SEMAT: Software Engineering Method and Theory
Interesting initiative to revitalize the software engineering discipline. SEMAT (Software Engineering Method and Theory), launched in October’09 by Ivar Jacobson, Bertrand Meyer and Richard Soley, is trying to recognize the fundamental problems and to develop a sound and general theory for software engineering.
They’ve started with a “Call for Action”:
Software engineering is gravely hampered today by immature practices. Specific problems include:
- The prevalence of fads more typical of fashion industry than of an engineering discipline.
- The lack of a sound, widely accepted theoretical basis.

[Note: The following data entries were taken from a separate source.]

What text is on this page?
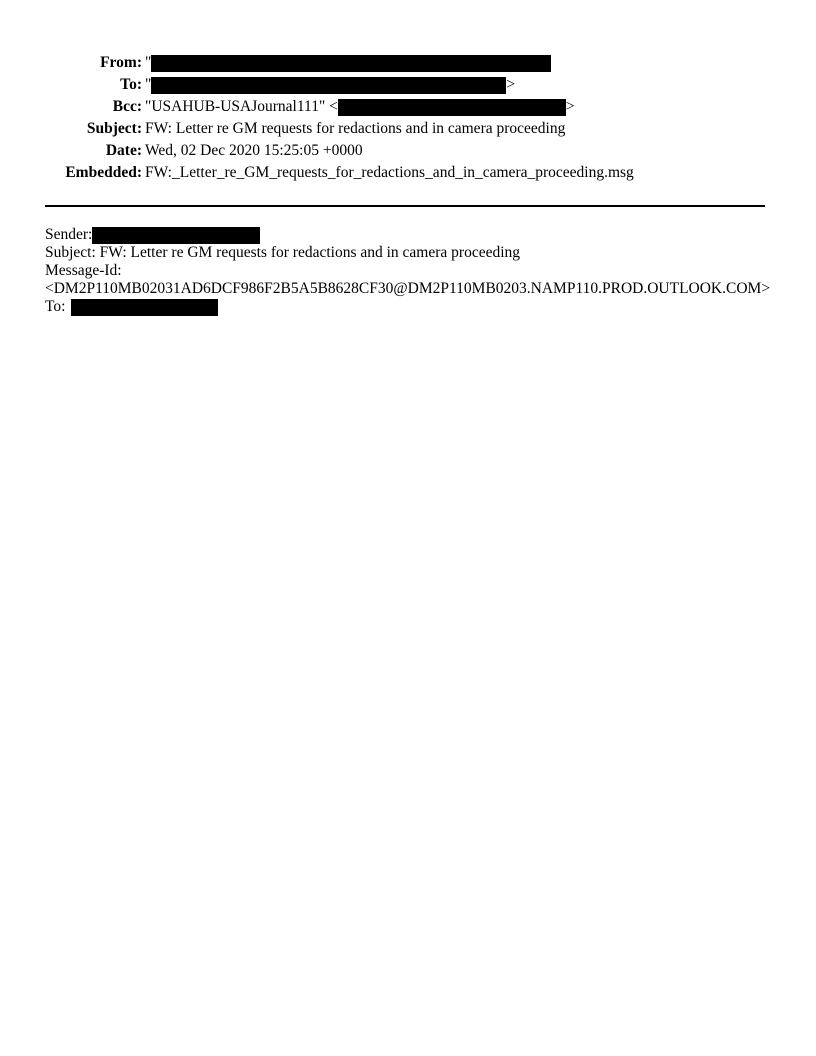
From: "
To: "	>
Bcc: "USAHUB-USAJournal111" <	>
Subject: FW: Letter re GM requests for redactions and in camera proceeding
Date: Wed, 02 Dec 2020 15:25:05 +0000
Embedded: FW:_Letter_re_GM_requests_for_redactions_and_in_camera_proceeding.msg
Sender:
Subject: FW: Letter re GM requests for redactions and in camera proceeding
Message-Id:
<DM2P110MB02031AD6DCF986F2B5A5B8628CF30@DM2P110MB0203.NAMP110.PROD.OUTLOOK.COM>
To:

- The huge number of methods and method variants, with differences little understood and artificially magnified.
- The lack of credible experimental evaluation and validation.
- The split between industry practice and academic research.

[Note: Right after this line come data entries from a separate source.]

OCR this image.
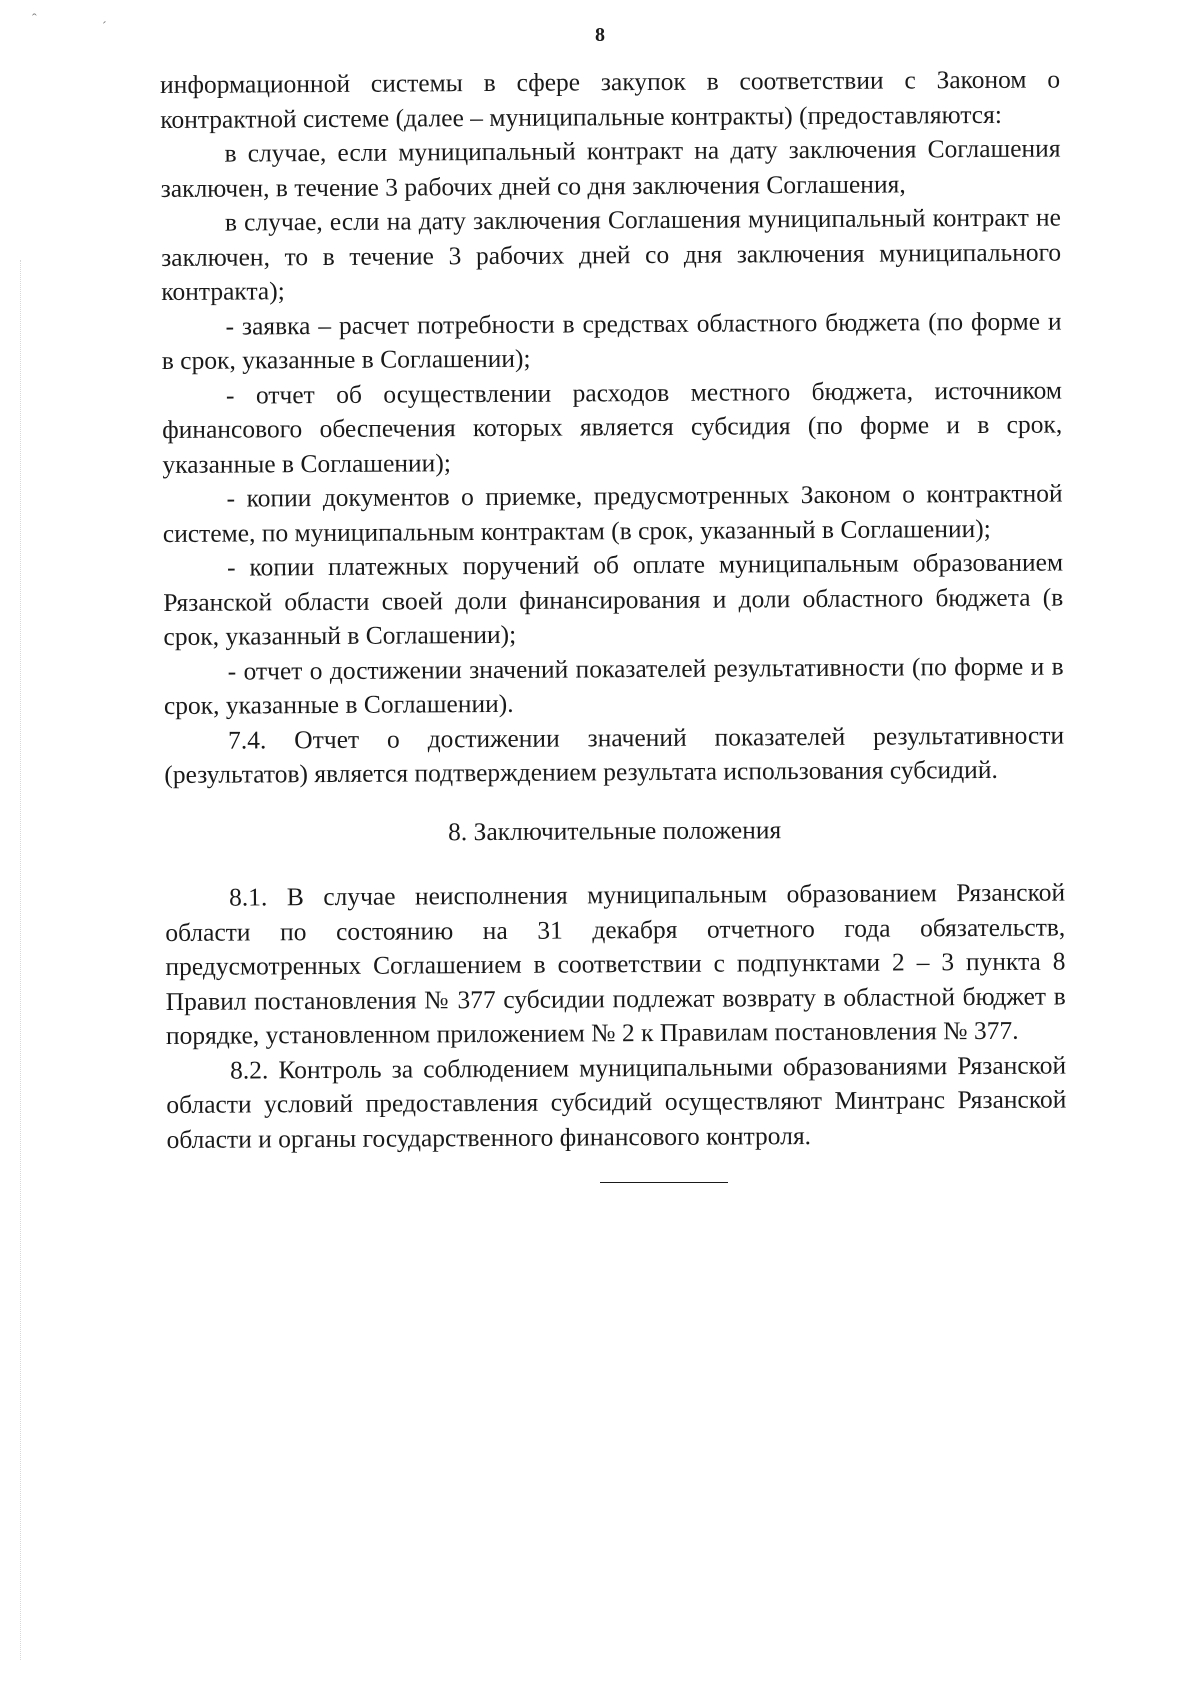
ˆ
ˊ	8

информационной системы в сфере закупок в соответствии с Законом о контрактной системе (далее – муниципальные контракты) (предоставляются:

в случае, если муниципальный контракт на дату заключения Соглашения заключен, в течение 3 рабочих дней со дня заключения Соглашения,

в случае, если на дату заключения Соглашения муниципальный контракт не заключен, то в течение 3 рабочих дней со дня заключения муниципального контракта);

- заявка – расчет потребности в средствах областного бюджета (по форме и в срок, указанные в Соглашении);

- отчет об осуществлении расходов местного бюджета, источником финансового обеспечения которых является субсидия (по форме и в срок, указанные в Соглашении);

- копии документов о приемке, предусмотренных Законом о контрактной системе, по муниципальным контрактам (в срок, указанный в Соглашении);

- копии платежных поручений об оплате муниципальным образованием Рязанской области своей доли финансирования и доли областного бюджета (в срок, указанный в Соглашении);

- отчет о достижении значений показателей результативности (по форме и в срок, указанные в Соглашении).

7.4. Отчет о достижении значений показателей результативности (результатов) является подтверждением результата использования субсидий.

8. Заключительные положения

8.1. В случае неисполнения муниципальным образованием Рязанской области по состоянию на 31 декабря отчетного года обязательств, предусмотренных Соглашением в соответствии с подпунктами 2 – 3 пункта 8 Правил постановления № 377 субсидии подлежат возврату в областной бюджет в порядке, установленном приложением № 2 к Правилам постановления № 377.

8.2. Контроль за соблюдением муниципальными образованиями Рязанской области условий предоставления субсидий осуществляют Минтранс Рязанской области и органы государственного финансового контроля.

We support a process to refound software engineering based on a solid theory, proven principles and best practices that:
- Include a kernel of widely-agreed elements, extensible for specific uses
- Addresses both technology and people issues
- Are supported by industry, academia, researchers and users
- Support extension in the face of changing requirements and technology
and the vision statement (PDF), specifying what the community want to achieve in the next twelve months.
Despite agreeing with the above statements and the impressive expert lists who had signed the call for action, I’m quite sceptical about the results. Starting with the discussion whether software development is an engineering discipline or not, to the danger that this initiative will become just another fad. Anyway, interesting enough to keep an eye on it.